For we, which now behold these present days,

Have eyes to wonder, but lack tongues to praise.

Sonnet CVI.

Not all the joy, and not all the glory,

Must fade as leaves when the woods wax hoary.

Swinburne.

THERE is a sigh in the passing breeze as the autumn days steal on—a sigh for the summer fled. I hear the change, the admonitory whisper of the leaves, almost ere the transition becomes perceptible, for Nature as yet has scarcely altered her outward garb.

Yet daily the shadows lengthen, the haze deepens, mellower grow the evening skies, until, no longer vacillating between summer and autumn, the first frost smites the low-lands, and the division line of the seasons is visibly proclaimed.

“We hope in the spring, only to regret in the fall.” But shall I regret the vanished summer?
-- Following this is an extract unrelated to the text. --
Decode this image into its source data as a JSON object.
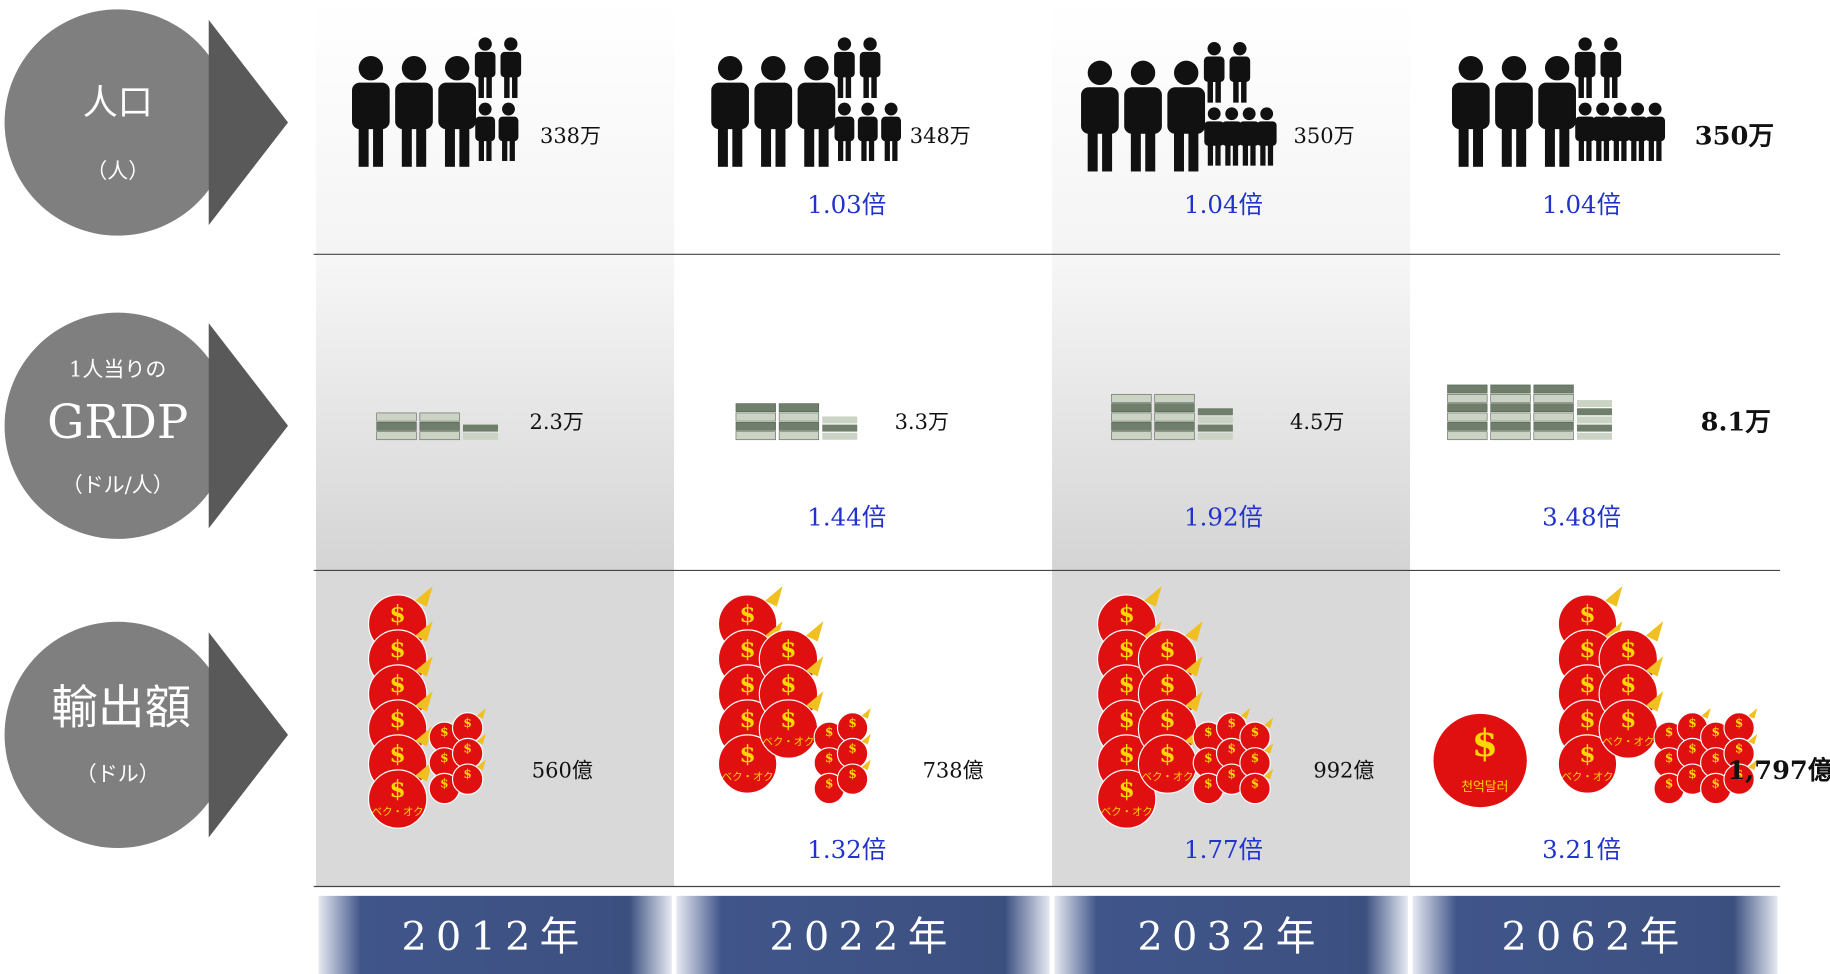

Will not yonder hillside glow as all the summer meadows have never glowed? these yellowing woods outshine the sunshine of spring? Suddenly, through my windows, I note where the first fires have begun to burn. I watch the flames creep stealthily along the hills, smoldering, perchance, in a distant hollow, anon riding the higher crests, illuming sumac-sentineled ravines, invading the brier patches, and lighting sproutland and swamp with living fire. High on the uplands the splendor hangs, low in the valleys the glory falls. Steeped and flooded with its color, the landscape gleams like an opal beneath the autumn sun. What poet, what prose painter, what cunning artificer of phrase can depict the tidal wave of beauty of the latter year?